On the surface, this all appears rather simple and straightforward and I’m not sure that the value is immediately obvious. But what I can say is that this practice of comparing and contrasting scenes has been one of the most interesting, eye-opening, and integrative methods I’ve so far found to squeeze as much information as I can from the cards. It’s a general principle that follows us daily; if we want to really know something, to truly define it, we will benefit from examining it next to something else.
However, that wasn’t the expected outcome when this activity was born. This all began while trying to work through something that was irritating me. Inevitably if you spend enough time online, and around social media, you’re going to be exposed to a world of thought that clashes with your own. Without getting too specific, I will say that it touches a nerve when I see people putting an unnecessarily negative slant on something without having a basic understanding of its history. This is especially the case when it devolves into declarations around who can and can’t read tarot, which decks should or shouldn’t be worked with, or otherwise making dictations based on presumptions. Dogmatic attitudes, opinions presented as absolute facts, don’t settle comfortably with me regardless of the topic. But I realize that’s none of my business and partly my problem. I also don’t need to confront misinformation directly. But, what I can do is sit longer and look harder at this tool that has done so much for me and, I’m assuming if you’re here, for you as well. In doing this, I’m either going to see what they’re seeing too or reinforce what I already hold to be true, and as far as I’m concerned, either is a fair outcome.
A New Daily Draw
I have never, in all my years of reading tarot, been a daily drawer. To me, it felt too burdensome to commit to, but another part of me just disliked the idea of starting the day off with some kind of definition. It’s all fun and games when you’re pulling The Sun, but for a morning to begin with The Tower just felt like a bunch of unnecessary anxiety.
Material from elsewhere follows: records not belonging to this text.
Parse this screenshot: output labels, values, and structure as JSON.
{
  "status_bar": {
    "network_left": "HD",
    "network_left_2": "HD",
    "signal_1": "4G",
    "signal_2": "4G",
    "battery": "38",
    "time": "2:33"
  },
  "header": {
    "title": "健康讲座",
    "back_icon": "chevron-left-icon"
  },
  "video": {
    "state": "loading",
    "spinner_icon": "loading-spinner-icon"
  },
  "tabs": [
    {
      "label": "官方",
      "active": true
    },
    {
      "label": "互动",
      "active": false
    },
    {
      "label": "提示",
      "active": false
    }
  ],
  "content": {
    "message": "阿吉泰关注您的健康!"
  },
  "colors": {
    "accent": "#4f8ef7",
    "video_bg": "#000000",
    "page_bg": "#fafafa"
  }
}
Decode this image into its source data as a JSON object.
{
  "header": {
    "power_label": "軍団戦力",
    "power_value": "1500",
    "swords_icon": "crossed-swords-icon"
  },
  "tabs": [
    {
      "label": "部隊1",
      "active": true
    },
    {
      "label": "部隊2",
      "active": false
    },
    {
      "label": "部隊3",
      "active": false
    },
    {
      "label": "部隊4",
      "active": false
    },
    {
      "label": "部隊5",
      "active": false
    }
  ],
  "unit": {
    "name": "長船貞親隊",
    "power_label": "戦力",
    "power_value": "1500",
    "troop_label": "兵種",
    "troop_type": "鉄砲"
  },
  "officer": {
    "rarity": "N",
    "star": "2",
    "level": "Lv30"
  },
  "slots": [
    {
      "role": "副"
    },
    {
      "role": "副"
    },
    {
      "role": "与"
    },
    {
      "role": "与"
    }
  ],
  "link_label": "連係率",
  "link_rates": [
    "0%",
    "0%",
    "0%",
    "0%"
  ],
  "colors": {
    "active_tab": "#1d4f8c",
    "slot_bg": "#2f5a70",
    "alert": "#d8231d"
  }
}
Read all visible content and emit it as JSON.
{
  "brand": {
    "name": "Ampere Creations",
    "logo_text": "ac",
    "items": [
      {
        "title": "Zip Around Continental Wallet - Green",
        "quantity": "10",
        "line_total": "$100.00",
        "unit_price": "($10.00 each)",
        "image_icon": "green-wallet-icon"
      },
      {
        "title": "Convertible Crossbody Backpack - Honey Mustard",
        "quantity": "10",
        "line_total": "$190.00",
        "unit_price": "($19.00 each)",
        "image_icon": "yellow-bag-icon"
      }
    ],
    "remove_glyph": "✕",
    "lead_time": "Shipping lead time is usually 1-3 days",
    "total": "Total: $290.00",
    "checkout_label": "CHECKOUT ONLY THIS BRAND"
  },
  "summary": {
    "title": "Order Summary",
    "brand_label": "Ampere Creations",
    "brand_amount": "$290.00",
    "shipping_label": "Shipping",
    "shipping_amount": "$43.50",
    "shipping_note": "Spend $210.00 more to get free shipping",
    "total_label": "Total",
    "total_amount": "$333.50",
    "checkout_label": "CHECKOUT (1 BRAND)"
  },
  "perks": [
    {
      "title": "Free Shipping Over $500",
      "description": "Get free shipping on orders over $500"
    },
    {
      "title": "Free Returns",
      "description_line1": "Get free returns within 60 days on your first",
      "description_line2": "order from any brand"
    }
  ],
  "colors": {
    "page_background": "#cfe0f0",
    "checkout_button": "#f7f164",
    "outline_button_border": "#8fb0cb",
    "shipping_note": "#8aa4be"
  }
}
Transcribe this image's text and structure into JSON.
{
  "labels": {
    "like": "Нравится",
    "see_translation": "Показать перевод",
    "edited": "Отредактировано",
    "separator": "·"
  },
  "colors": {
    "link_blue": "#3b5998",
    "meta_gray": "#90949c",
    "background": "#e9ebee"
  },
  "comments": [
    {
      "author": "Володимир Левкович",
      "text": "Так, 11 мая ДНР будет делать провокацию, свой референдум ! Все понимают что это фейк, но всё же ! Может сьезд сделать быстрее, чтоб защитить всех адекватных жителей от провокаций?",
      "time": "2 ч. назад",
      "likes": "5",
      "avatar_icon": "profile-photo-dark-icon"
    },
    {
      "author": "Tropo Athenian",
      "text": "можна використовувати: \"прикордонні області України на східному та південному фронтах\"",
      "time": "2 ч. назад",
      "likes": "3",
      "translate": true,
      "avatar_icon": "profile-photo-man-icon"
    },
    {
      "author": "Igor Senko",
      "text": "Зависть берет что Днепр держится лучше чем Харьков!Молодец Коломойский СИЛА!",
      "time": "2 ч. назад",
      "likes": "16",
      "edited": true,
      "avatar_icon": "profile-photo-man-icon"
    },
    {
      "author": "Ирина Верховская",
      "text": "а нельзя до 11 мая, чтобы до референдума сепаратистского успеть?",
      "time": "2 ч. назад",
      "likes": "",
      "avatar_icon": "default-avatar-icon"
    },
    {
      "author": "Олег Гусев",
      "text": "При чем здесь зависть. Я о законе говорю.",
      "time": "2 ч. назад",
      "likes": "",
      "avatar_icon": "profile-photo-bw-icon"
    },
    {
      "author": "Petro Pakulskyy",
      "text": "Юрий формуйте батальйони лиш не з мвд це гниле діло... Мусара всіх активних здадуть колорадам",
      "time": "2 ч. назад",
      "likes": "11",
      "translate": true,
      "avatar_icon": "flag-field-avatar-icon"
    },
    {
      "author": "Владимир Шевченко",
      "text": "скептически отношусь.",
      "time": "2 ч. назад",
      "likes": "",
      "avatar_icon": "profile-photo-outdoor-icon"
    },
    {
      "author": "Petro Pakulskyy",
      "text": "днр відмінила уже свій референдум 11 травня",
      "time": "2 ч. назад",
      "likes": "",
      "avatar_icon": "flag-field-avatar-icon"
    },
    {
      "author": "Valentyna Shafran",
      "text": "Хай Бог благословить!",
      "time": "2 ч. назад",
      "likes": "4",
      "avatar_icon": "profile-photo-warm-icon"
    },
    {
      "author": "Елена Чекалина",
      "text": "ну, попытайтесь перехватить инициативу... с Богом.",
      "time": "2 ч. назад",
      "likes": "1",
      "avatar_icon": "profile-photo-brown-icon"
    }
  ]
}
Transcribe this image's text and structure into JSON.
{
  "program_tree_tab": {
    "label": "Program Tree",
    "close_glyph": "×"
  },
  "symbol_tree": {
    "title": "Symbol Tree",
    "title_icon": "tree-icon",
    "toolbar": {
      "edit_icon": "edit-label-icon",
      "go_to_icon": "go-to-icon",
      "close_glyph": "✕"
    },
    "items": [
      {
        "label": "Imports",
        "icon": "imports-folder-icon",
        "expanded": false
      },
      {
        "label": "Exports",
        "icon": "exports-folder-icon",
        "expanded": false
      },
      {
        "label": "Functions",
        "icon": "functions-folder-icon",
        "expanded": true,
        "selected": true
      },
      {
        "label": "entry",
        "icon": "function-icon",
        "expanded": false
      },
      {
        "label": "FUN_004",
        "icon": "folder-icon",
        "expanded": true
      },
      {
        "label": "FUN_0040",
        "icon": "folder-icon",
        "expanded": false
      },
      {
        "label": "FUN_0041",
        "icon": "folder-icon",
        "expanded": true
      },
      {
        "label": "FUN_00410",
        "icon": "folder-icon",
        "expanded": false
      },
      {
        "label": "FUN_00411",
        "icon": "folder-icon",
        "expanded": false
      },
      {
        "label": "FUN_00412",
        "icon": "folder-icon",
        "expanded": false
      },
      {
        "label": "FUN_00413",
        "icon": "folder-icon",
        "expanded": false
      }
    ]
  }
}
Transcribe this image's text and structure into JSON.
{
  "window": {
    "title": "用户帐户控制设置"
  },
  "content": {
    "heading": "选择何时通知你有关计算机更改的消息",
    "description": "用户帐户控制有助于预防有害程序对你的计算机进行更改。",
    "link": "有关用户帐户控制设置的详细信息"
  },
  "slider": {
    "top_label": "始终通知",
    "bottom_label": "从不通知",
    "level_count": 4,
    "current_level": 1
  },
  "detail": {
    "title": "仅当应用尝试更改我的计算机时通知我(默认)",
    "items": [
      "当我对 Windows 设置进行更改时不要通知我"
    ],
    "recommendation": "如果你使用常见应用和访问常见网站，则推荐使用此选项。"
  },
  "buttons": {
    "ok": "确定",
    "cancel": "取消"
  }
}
I realize there are lots of ways to approach the daily draw that could have circumvented these concerns, but I also hadn’t been inspired to seek alternatives. That is until I finished T. Susan Chang’s 36 Secrets at the beginning of April. While the book is intended to illuminate the decan associations in tarot, it included many of her own daily card reflections and this got my wheels turning. Maybe I didn’t have to make this so personal. Maybe instead of approaching daily pulls as a “what can I expect today?” I would be better suited to approach them as a “what card am I bound to learn more about today?”. In this way, the teaching can take any form! Maybe it’s a stray thought, a conversation I overhear, a movie I watch, something in the news. And of course, it could also be something more direct, but it doesn’t HAVE to be and that’s an important distinction. So essentially, when I’m doing these draws now it’s like this: Don’t tell me something about me - tell me something about YOU!